Whitwell and Greet (1984) found in their study of 233 TW from 191 horses that the cells and debris washed from the walls and lumen of the trachea were nonhomogenous with some derived from the trachea and some from the more distal airways and alveoli so analysis of TW should be representative of lower airway disease status.
The amount of mucopus observed within the trachea can be graded to reflect whether it is absent or present in scanty, moderate or profuse amounts. Whitwell and Greet (1994) defined disease by finding an increased amount of visible mucopus during endoscopy, an increased proportion of neutrophils and nucleated cell count over 1000 cells/ml in the wash. This author does not quantify cell counts in the assessment of the presence of disease, but relies on visual assessment of the airways, presence and amount of mucopus, cytology, particularly the proportion of inflammatory cells, and quantitative bacteriology in assessing disease, though he does take into account semi-quantitive subjective assessments of cell numbers. As commented by Lane (1984), attempts to quantify the cell counts are questionable since it is influenced by the technique used, volume of dilution with saline and volume of discharge present.

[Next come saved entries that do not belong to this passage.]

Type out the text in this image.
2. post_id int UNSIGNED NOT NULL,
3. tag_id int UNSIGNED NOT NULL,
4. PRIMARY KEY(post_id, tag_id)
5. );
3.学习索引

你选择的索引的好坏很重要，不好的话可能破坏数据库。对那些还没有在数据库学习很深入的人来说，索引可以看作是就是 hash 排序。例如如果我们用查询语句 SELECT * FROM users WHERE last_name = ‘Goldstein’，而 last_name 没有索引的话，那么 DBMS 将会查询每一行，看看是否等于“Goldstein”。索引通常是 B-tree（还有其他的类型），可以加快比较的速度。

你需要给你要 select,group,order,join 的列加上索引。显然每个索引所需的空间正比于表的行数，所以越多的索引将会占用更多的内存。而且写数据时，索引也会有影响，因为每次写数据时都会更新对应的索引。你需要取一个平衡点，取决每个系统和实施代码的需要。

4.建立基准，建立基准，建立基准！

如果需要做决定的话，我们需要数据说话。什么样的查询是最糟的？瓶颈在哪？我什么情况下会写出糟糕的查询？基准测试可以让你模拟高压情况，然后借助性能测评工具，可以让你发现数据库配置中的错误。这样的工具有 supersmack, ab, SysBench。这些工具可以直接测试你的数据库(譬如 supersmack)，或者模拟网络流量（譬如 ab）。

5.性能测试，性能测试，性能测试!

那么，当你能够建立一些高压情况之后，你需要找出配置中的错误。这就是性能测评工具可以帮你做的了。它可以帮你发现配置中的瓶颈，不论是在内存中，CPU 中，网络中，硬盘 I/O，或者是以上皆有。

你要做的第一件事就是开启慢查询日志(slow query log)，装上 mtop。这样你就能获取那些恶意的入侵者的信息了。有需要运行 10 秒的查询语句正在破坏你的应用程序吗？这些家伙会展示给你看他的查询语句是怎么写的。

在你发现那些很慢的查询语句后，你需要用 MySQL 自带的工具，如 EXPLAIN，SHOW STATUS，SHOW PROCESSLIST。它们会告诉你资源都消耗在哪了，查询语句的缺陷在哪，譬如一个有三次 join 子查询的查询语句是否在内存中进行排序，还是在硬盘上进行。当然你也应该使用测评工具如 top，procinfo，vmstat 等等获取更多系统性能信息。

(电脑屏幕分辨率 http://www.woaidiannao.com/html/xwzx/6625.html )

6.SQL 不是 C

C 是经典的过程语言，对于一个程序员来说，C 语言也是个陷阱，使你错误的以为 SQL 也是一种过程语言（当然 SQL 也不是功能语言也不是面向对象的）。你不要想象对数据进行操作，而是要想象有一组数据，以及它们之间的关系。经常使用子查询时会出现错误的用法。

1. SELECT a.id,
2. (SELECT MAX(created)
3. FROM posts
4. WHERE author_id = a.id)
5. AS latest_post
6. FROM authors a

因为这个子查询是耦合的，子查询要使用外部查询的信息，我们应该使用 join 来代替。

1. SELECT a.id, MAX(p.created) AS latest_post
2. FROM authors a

Some concerns arise with endoscopic collection of TW samples as to the value of bacteriology, with the potential contamination of samples with bacterial and cellular components of the upper respiratory tract. It is important that the procedure is carried out rapidly and that the endoscope is smoothly passed from the upper respiratory tract to avoid contamination into the trachea. Frequently samples produce no bacterial growth indicating that upper respiratory tract contamination can be avoided. It is important that quantitative bacteriology is carried out, as high numbers (>103 colony forming units per ml) of particular bacterial species are likely to be significant.